The Garden of Morr consists of eight fence sections combining wrought-iron and stonework with overgrown vines and skulls with one small gate, plus one large wrought-iron gate in the shape of a skull with an arch decorated with more skulls topped by a skull (there's just a lot of skulls, okay?) and iron German cross as well as hourglasses and piles of skulls. In the middle of the set is a statue of Morr holding a sword and shield with an hourglass. It also has three crypts. Two are small buildings with wrought-iron fences and stone coffins inside undisturbed while outside on the ground are three more; one missing a lid, one broken, and one intact. The final crypt contains a raised stone coffin and has arches for sides plus its wrought-iron fences, and a belfry tipped with a skull inside a cross. Outside the third crypt is five more stone coffins, two broken in half and one in pieces.

The pieces can be used individually, or come together to form a single graveyard enclosed by a fence. As a result, multiple sets can be combined to form even larger graveyards with around three to five sets spaced evenly apart plus some extra fences (easily made out of extra sprues) being enough to make an entire battlefield one giant graveyard.

Warhammer Fantasy[edit]

They did not have specific rules, instead being an option to represent things such as the Charnel Pit terrain or Acropolis of Heroes.

With the 8th edition Battlescroll Crypt Scavangers, players from any army could take one Garden of Morr near their deployment area, one Necromancer, one unit of Crypt Ghouls, and one unit of Crypt Horrors. Vampire Counts players taking the scroll could take two Gardens of Morr. When a VC player took one, it had its own special rules:

Domain of the Dead: Grants Regeneration (6+) to all Undead or Nehekharan Undead models in 6 inches, and causes -1 Leadership to non-Undead.

Fresh Corpses To Eat: Crypt Ghouls/Horrors, Varghulfs, Terrorgheists, and Strigoi Ghoul Kings within 6 inches reroll failed Regeneration rolls.

Heavy With Death: Wizards within 6 inches who know any Death or Vampires spells add 2 dice when Channeling, each.

Age of Sigmar[edit]

Gardens of Morr survived into Age of Sigmar with new rules, later renamed the . They are no longer the graveyards within the Empire, dedicated to the god Morr who protects them from the deprivations of the undead but rather are just part of the landscape in the Realm of Death and exist everywhere in it like one giant mausoleum.

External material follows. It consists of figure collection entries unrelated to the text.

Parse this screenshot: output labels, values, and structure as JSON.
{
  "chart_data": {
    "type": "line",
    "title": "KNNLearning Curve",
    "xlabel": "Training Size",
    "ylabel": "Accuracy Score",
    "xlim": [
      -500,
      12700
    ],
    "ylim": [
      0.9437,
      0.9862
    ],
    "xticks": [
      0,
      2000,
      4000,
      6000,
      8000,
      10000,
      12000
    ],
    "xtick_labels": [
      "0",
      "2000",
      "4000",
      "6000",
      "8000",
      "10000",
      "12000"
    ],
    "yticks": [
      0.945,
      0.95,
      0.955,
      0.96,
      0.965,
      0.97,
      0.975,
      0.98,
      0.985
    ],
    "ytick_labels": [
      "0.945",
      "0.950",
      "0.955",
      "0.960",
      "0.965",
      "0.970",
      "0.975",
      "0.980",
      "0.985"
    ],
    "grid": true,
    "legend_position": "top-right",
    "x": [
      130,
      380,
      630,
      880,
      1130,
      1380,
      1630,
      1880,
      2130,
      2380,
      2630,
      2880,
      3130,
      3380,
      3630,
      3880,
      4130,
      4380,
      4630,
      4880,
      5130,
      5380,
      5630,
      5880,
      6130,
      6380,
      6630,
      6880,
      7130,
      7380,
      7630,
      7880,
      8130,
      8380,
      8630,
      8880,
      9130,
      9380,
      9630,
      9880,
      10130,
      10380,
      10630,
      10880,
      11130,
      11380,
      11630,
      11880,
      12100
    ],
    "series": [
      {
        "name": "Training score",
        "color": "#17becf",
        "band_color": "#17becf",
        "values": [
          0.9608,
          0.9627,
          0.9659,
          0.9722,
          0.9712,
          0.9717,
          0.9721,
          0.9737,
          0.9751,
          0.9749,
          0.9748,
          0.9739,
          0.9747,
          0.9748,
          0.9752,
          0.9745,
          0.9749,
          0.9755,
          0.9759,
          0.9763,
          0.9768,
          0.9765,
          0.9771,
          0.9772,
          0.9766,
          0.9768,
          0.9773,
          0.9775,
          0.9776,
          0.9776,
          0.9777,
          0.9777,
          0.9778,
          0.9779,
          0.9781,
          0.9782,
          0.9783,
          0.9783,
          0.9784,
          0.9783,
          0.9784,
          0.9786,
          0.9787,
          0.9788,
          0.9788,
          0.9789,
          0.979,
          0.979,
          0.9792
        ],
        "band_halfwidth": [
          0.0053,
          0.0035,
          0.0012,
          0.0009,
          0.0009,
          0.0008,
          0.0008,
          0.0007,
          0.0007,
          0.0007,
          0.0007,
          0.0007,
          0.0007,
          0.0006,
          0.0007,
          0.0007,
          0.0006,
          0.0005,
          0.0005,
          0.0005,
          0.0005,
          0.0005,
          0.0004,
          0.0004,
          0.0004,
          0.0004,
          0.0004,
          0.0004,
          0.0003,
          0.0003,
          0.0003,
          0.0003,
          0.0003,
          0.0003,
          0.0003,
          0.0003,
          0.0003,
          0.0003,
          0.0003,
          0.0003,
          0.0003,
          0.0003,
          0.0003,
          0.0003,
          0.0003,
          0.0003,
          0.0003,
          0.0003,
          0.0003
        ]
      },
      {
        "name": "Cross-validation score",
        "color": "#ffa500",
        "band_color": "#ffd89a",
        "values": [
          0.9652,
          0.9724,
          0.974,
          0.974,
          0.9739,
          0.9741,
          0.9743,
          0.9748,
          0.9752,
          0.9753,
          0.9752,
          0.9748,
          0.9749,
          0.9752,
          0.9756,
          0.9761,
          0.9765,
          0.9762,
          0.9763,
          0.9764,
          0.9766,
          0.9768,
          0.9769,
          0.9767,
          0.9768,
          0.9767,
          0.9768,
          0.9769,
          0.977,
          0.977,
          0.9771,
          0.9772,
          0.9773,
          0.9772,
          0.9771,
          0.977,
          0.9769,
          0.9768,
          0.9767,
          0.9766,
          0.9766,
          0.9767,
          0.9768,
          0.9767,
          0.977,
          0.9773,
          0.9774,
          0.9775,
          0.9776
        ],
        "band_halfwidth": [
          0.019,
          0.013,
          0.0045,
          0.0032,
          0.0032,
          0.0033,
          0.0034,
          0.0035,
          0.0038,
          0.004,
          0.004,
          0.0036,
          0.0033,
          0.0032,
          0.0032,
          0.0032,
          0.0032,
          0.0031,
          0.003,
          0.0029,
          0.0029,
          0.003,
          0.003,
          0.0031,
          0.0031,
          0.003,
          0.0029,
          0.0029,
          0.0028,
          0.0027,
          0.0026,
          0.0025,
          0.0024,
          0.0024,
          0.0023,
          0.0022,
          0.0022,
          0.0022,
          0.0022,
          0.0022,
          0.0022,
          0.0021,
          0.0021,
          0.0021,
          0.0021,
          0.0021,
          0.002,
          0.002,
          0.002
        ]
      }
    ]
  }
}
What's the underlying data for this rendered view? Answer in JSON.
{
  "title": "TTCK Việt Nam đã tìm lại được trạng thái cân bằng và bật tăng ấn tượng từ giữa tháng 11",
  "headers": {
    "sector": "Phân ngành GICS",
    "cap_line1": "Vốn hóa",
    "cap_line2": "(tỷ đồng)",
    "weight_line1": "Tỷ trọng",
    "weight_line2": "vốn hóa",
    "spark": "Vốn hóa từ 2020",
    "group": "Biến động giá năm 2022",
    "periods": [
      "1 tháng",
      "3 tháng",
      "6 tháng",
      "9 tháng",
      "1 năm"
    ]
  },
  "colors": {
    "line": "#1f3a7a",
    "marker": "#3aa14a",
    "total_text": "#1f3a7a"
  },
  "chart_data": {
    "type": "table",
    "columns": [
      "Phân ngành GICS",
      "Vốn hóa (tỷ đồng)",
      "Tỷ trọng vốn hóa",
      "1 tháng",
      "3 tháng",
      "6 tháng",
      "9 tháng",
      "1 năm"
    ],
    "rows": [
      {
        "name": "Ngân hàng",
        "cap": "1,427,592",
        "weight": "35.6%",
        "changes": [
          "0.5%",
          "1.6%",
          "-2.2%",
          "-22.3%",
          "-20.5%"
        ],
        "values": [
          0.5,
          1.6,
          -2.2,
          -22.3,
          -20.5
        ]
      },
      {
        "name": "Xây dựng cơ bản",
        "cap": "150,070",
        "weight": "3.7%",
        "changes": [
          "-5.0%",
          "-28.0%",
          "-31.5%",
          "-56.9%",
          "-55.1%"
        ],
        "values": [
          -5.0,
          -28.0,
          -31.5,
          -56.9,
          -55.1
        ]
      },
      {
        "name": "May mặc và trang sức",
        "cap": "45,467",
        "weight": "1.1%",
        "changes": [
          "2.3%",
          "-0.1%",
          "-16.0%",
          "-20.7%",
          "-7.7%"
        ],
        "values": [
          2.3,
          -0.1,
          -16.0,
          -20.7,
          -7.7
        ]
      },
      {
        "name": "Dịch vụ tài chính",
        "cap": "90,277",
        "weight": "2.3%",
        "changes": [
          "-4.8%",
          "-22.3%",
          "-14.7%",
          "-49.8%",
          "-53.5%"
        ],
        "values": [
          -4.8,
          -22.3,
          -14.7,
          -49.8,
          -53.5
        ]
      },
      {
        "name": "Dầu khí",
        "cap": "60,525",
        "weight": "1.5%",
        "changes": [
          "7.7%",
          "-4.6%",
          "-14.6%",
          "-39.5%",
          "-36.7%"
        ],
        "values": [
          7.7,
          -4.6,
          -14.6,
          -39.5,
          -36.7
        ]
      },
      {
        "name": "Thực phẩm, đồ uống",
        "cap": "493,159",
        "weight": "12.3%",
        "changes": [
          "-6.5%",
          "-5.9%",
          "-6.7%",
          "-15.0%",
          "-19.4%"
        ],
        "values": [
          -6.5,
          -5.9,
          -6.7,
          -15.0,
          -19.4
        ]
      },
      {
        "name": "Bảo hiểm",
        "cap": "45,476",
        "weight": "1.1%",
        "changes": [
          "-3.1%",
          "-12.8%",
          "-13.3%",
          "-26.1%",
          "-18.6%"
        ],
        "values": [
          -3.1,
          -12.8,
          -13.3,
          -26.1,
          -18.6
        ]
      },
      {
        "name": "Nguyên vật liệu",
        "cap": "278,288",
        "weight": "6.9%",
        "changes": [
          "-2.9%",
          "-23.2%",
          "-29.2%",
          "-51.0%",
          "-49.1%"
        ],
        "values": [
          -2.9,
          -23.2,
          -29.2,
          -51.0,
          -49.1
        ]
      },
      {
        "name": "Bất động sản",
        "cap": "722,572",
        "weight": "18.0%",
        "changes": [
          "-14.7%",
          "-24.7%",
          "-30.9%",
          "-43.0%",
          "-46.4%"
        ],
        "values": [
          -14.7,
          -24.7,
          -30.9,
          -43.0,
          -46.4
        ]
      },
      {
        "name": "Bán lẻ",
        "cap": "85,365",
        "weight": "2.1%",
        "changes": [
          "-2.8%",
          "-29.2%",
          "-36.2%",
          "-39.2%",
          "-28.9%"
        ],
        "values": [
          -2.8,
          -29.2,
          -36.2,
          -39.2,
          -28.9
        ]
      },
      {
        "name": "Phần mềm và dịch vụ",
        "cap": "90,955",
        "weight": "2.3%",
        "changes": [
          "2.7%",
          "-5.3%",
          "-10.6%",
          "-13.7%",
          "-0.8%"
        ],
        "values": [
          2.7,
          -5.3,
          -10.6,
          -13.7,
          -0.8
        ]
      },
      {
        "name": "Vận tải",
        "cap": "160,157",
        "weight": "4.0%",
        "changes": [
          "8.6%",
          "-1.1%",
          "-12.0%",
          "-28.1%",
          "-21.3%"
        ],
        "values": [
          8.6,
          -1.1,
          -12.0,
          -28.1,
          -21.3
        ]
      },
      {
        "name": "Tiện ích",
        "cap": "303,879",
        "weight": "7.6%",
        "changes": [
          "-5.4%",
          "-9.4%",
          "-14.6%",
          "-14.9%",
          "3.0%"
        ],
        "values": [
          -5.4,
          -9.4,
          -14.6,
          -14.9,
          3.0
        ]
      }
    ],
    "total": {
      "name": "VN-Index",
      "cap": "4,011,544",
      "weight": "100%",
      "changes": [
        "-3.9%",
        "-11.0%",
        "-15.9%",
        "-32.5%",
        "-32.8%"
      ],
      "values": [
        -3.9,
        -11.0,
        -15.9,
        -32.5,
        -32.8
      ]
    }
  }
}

Technically the Garden Of Morr was squatted later on, being replaced by the "Sigmarite Mausoleum" which (for $40 USD more) includes an additional sprue containing the statue and the large gate, giving enough for one large graveyard with more shape options or two small ones.

Domain of the Dead: Each Death model heals 1 Wound during the Hero Phase within three inches.

Monument of Shysh: Death Wizards within 3 inches gain +1 to Casting and Unbinding rolls.

Deathly Awakening: All Wizards within 3 inches from your army know the Raise Dead spell, regardless of their race. At a cast value of 6, they summon 20 Zombies within 5 inches of the Garden of Morr but 3 inches from any enemy. It doesn't get to move that turn.